A l’interrogation du texte biblique
Pour être très concret il faudrait que nous puissions interroger le texte biblique en repérant des savoirs qui « se redéfinissent » en fonction de leur « lien » avec l’environnement (au sens large du terme) et qui doivent à l’action le fait d’être compris différemment.
On est assez aidé si on essaye de trouver des textes ou des histoires qui sont repris par plusieurs auteurs. Les 4 évangiles, qui racontent à leur façon l’histoire de Jésus, fournissent une foule d’exemples. Tentons une illustration, mais avec deux textes de l’Ancien Testament, histoire de surprendre et de faire un peu autre chose, comme celle du recensement orchestré par le roi David.
Le recensement du roi David
Cet événement est rapporté par deux narrateurs dans les récits de l’Ancien Testament et cela nous donne la possibilité d’entrer de plein fouet ni plus ni moins dans deux conceptions assez différentes de concevoir Dieu.
Jugeons plutôt sur « texte »
Les textes bibliques
- 24.1 La colère de l’Éternel s’enflamma de nouveau contre Israël, et il excita David contre eux, en disant: Va, fais le dénombrement d’Israël et de Juda. (2 Samuel 24,1)
- 21.1 Satan se leva contre Israël, et il excita David à faire le dénombrement d’Israël. (1 Chronique 21,1)
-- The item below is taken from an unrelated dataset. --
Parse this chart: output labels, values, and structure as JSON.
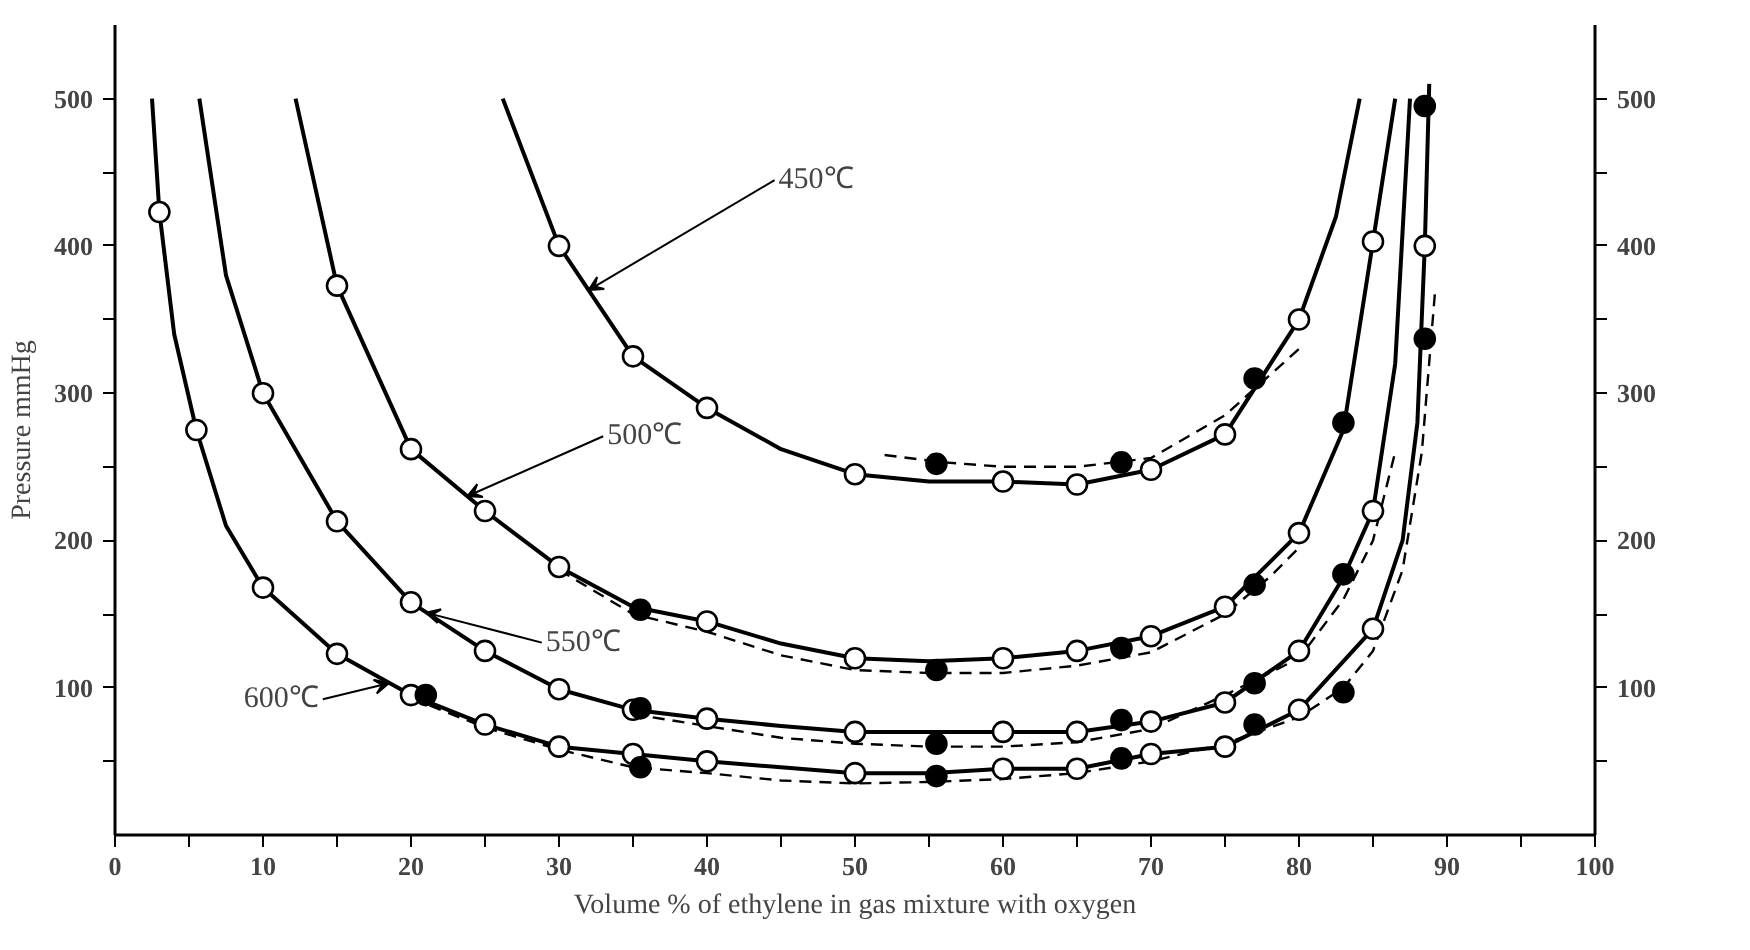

On le voit un même acte dont l’origine est attribuée pour le rédacteur des livres de Samuel à Dieu (l’Eternel) et pour le rédacteur des Chroniques, à Satan. En regardant les dates des récits, on se rend compte que le texte des Chroniques (milieu du IVe siècle avant JC) est d’une part plus récent que celui de Samuel (VIIe-VIe siècle Avant JC) provient d’un milieu ayant été influencé par la culture grec qui, comme on le sait, à un panthéon plus étoffé que celui du peuple d’Israël. C’est en partie pour ces deux raisons que sont attribuées aux divinités des fonctions différentes.
Pour reprendre notre exemple en question, il ne pouvait pas être concevable pour le rédacteurs des Chroniques qui écrit après celui des livres de Samuel, d’imaginer que Dieu puisse influencer l’homme à faire quelque chose de mal…
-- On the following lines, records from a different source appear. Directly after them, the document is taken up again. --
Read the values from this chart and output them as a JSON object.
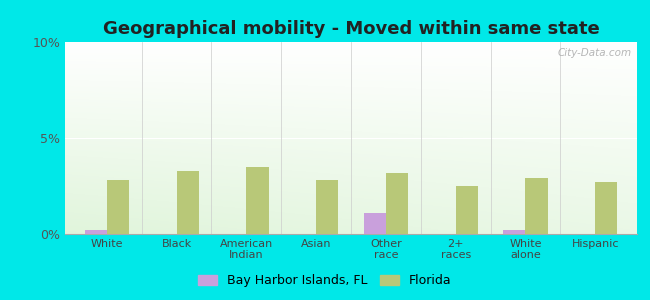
{
  "title": "Geographical mobility - Moved within same state",
  "categories": [
    "White",
    "Black",
    "American\nIndian",
    "Asian",
    "Other\nrace",
    "2+\nraces",
    "White\nalone",
    "Hispanic"
  ],
  "bay_harbor_values": [
    0.2,
    0.0,
    0.0,
    0.0,
    1.1,
    0.0,
    0.2,
    0.0
  ],
  "florida_values": [
    2.8,
    3.3,
    3.5,
    2.8,
    3.2,
    2.5,
    2.9,
    2.7
  ],
  "bay_harbor_color": "#c9a0dc",
  "florida_color": "#b8c878",
  "background_color": "#00e8e8",
  "ylim": [
    0,
    10
  ],
  "yticks": [
    0,
    5,
    10
  ],
  "ytick_labels": [
    "0%",
    "5%",
    "10%"
  ],
  "bar_width": 0.32,
  "legend_label_1": "Bay Harbor Islands, FL",
  "legend_label_2": "Florida",
  "title_fontsize": 13,
  "watermark": "City-Data.com"
}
Reprise – relecture – redéfinition
En clair le rédacteur de la Chronique du roi David « adapte » la compréhension d’un fait dans son environnement propre ; le monde grec (plus manichéen). Le concept d’action, si important à Piaget se trouve, on l’aura compris, dans l’acte d’écrire, de raconter et d’attester l’action de David.
D’un point de vue pédagogique, on peut prendre ces deux façons de connaître Dieu comme deux stades différents de la propre évolution de sa pensée sans, et je le souligne encore, qu’on dresse une hiérarchisation entre ces deux stades ou qu’on « se plaque » sur l’ordre qui nous est donné par la chronologie biblique. Qu’on ait pu avoir une idée de Dieu et un jour et une autre un autre jour ne doit pas nous faire dire que ce que nous pensions avant était moins valable que ce que nous croyons maintenant.
Du point de vue théologique, nos images de Dieu ou celles de Jésus peuvent être interpellées, nous seulement parce qu’on sait qu’elles évoluent mais aussi parce qu’une telle démarche peut nous conduire à avoir un regard sa manière de croire :
- Quelles étaient nos manières de croire, de penser Dieu ?
- Qu’est-ce qui a fait que ces dernières ont changé ?
- Quel fut notre cheminement et surtout de quoi sommes-nous partis pour arriver à ce que nous croyons à présent ?
Ainsi, pour conclure, si Piaget peut nous aider à comprendre deux stades du croire, ce qui en soit n’est pas inintéressant, il nous invite aussi à questionner notre démarche de compréhension de Dieu et les causes qui ont fait que nous sommes passés d’une compréhension à une autre.